先日発表された桧家HDの決算を熟読したので備忘的に記事にしておきたいと思います。
まず全社的な業績ですが、増収増益の好決算です。売上は2.3%増にとどまりましたが、営業利益が18.1%、経常利益が17.4%増益と好調な様子が伺えます。純利益も27%増えています。次にセグメント別の業績を考察します。
まず主力の注文住宅事業です。増税の影響が残っていたためか販売棟数は前年を若干下回りましたが、子会社合併や不採算展示場の閉鎖でコスト削減が行われた結果、増収減益となりました。売上は1.4%減ですが、営業利益は28.2%増です。

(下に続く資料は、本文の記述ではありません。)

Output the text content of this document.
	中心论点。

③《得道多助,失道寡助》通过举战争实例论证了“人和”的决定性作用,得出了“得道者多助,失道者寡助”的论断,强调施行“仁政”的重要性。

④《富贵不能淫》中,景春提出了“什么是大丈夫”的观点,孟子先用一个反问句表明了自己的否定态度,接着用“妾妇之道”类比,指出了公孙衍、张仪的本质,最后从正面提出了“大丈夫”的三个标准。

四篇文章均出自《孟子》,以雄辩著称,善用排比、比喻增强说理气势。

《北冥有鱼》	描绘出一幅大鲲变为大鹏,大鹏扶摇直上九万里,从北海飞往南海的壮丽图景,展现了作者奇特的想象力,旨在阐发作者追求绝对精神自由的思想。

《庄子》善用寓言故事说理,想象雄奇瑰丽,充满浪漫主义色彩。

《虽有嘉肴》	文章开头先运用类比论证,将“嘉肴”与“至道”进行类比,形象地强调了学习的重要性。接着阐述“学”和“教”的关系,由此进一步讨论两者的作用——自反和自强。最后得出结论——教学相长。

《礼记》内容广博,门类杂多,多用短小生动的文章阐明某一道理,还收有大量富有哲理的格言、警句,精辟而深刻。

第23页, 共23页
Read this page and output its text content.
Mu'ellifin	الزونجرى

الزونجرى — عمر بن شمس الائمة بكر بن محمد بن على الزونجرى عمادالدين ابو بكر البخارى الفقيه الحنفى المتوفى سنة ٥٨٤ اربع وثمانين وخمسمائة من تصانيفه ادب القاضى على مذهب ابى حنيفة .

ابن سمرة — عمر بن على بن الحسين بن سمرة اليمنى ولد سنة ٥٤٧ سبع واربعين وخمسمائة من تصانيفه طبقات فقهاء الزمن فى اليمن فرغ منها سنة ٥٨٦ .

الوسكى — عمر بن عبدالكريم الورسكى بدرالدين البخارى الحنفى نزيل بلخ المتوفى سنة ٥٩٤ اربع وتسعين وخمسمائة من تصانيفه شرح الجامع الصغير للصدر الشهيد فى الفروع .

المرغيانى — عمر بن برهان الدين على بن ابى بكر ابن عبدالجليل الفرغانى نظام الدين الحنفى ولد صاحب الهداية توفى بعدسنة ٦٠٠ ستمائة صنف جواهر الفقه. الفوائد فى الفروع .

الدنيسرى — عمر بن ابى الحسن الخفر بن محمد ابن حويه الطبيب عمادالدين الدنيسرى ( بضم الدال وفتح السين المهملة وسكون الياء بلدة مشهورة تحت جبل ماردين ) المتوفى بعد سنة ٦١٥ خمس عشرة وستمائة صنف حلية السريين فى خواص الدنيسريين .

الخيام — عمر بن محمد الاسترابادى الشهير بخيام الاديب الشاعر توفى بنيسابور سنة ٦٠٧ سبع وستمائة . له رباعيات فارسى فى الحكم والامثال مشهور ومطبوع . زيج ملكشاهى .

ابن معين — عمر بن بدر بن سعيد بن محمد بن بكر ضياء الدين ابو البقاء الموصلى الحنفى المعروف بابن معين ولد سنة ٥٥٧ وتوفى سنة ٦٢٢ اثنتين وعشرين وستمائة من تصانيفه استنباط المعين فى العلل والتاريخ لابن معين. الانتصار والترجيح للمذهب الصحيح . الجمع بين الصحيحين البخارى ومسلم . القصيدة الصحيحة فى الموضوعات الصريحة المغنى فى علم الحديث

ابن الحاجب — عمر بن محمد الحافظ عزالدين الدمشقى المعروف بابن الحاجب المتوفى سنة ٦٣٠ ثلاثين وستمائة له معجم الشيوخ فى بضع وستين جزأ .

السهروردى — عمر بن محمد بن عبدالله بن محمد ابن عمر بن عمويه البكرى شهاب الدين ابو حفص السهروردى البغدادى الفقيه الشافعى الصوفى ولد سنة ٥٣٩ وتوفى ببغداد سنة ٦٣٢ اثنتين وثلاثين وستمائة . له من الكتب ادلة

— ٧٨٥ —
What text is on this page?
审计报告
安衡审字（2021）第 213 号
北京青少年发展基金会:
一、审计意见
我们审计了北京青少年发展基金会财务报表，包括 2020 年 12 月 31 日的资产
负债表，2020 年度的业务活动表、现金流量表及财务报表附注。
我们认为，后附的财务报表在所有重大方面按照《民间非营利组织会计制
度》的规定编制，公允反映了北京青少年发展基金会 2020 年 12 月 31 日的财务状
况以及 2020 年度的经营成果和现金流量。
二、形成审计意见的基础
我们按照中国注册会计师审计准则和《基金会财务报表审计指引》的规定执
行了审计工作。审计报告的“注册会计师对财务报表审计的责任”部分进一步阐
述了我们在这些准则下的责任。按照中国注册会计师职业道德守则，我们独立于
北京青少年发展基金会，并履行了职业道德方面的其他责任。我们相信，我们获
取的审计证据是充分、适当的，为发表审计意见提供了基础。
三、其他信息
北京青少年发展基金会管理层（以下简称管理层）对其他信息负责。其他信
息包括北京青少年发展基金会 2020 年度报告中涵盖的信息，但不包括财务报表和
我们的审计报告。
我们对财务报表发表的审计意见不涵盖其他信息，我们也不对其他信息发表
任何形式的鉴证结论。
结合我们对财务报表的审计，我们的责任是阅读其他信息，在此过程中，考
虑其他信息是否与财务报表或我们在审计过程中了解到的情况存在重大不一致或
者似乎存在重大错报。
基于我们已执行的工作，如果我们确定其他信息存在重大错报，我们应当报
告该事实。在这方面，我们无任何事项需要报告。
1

営業利益率は5.8%→7.6%に改善しています。受注棟数は5.4%増、受注高は6.5%増ということで、業界的に苦戦する中でも受注は順調と言えそうで一安心です。
不動産事業は都心部での分譲が苦しい様子です。推測ですが土地の仕入れ値が上がってもエンド価格に転嫁できていないような気がします。しかし新しい試みである「街スマ」ブランドの展開が順調とのことで増収増益となりました。この分野でも子会社合併の効果が発現しているようです。パパまるブランドが増えているのでしょうか、価格帯は以前より下がって3千万円台半ばが平均のようです。
続いて断熱材事業です。日本アクアの事業領域ですね。受注は順調で売上高は10.7%増です。営業利益は6.3%増です。販管費が上昇しているようですが、原材料の値下がりや自社ブランドへの切り替えが進んで利益が伸びているようです。原材料の不具合に伴う施工不良の引当金を計上していますが、まだ解決していないみたいですね。
介護保育事業は、前四半期に続いて第4Q単独でも黒字となりました。介護事業の出血が止まらないようですが、保育事業の積み上がりや経費削減でトータル黒字、ということらしいです。上手く行けば今期は通期で黒字もあるかもしれません。2億円超の減損損失が発生していますが、恐らく介護事業由来のものでしょう。今春から展開する軽費の介護施設に教訓を活かしてほしいですね。
昨年5月の第一四半期決算発表時には決算開示延期があって先が思いやられましたが、終わってみれば比較的好調でした。コスト削減による効果が大きかったようなので、ある意味今年が正念場ともいえますが、10円の増配発表は経営陣の自信の表れと思いますので、私は今期の業績も期待できるものと考えています。もっと言ってしまうと、1年以内に60円→70円への増配もあり得ると思います。予想通りの業績であれば、という前提の話ですが、遅くても2年以内には70円配当になると思い期待しているところです。決算説明会に参加する予定なので、面白い話があればまた記事にするつもりです。